Voice/Vision Holocaust Survivor Oral History Archive

Edith Roth - March 28, 1982

Transport to Auschwitz

Um, did they give you any warning before they took you to the train? Did you have twenty-four hours?

No, nothing. You just had to pack up and um, they took us to the train and uh, put us 75 in a, in a cattle train.

In one car?

In one car. On top of each other.

What did you take with you?

Very little, the food most and uh, I remember my younger sister who was just- [shows him a picture] that's her, gorgeous child. She had three dresses on her that day.

How did you get the picture of your sister?

That's another story. It would take about-my uh, I had a boyfriend, who I thought was my boyfriend, but I don't-he saved this picture during the concentration camp and when we came home, he gave it to me. This is the only thing. There's no pictures left over of any kind.

He was in a concentration camp too?

He was in a concentration camp too, and he just for some unknown reason, okay, he, I don't know, he, he saved my picture, and she happened to be with me in the picture, that's why I cut it out and I enlarged.

Oh yeah, so you were a part of the picture too?

I was a part of the picture.

The whole family went into the train?

Yeah. And by the train, my sister and me, we had a lot of jewelry on ourselves that mother wanted us to hide, on our body, but they searched us right by the train, and, um...

How did they search you?


Just like that?

From the top to the bottom, head to-that was before we got on the train. Before, everybody was searched before you went in the cattle cart, that uh, you had nothing left, as far as your wedding rings or watches or anything, everything was taken away.

People being beaten? Do you remember seeing anybody being beaten?

My sister almost got killed and I was screaming, yelling ??? because she tried to save some jewelry on herself. They were beaten if they resisted to give it to you.

So, an SS officer started to beat her because she wouldn't give him the jewelry?

Yes, and I screamed and cried. I remember that because they were beating her.

How badly was she hurt?

'Til finally, they had a rubber stick, okay, and um, I thought-and then mother said, give it to them, give it to them, so they stopped, and sort of, you know, the line went on.

Did you see any other--anyone being shot, even in the ghetto?

In the ghetto, no, not in the ghetto, I didn't.

Do you remember what a day was like in the, in the ghetto?
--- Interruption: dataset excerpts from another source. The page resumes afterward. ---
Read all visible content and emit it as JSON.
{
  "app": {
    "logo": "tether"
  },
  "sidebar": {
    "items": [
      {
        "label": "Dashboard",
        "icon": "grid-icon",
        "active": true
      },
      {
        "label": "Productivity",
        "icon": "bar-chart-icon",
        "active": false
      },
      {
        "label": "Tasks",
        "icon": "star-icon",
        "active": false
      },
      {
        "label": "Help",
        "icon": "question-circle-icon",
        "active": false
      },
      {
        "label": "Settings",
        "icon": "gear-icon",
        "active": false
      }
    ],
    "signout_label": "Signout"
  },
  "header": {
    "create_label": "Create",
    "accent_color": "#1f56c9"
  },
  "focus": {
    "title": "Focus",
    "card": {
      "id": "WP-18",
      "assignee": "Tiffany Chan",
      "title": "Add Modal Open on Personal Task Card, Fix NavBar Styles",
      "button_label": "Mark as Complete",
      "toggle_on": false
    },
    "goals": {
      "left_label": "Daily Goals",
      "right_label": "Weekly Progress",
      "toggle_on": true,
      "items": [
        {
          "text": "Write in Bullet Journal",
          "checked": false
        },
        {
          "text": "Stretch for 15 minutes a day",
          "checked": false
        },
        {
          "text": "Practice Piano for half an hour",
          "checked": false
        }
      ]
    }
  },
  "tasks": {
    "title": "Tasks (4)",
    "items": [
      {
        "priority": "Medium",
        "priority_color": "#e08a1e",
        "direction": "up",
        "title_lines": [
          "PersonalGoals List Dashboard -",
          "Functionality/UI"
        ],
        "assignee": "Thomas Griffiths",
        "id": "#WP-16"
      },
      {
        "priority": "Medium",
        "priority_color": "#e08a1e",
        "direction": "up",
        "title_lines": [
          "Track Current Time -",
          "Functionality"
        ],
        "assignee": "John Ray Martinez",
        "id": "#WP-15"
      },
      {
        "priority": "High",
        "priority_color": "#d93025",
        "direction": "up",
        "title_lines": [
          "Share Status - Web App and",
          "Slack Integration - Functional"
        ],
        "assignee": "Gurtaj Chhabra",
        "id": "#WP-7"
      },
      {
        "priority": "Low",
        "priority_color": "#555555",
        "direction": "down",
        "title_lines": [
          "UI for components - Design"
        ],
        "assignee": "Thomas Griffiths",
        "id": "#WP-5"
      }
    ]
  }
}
What would you do during the day, for that month?


Just stay at home?

You mean still at home?

At home, yeah.

Nothing, from morning to night, nothing.

The whole family just stayed in, in the barracks?

The whole family did nothing. We cried, and we uh, we talked and most of the time I saw all those distinguished people from our town just walking around.

Did the rabbis hold any classes or anything like that, did they pray?


They prayed. And the community prayed.

Prayed. Prayed, they prayed all the time. They had minyan.

Do you remember what the train was like, the trip?

Horrible because it was going about three days and two nights and uh, people were sick, we had old and young together and uh, father was holding a candle making us something warm to drink, I remember, getting it warm under a candle. And um, once it stopped, the train, and uh, I don't know for feeling or sort of, I don't know, once the train stopped and, uh...

Did anyone get off?

They didn't open the door. Nobody got off. But I saw [pause] I saw my father like um, you know, like he was trying to fight and fight and fight before and uh, he didn't now at all, so he was sort of uh, like he, like he was giving up on something.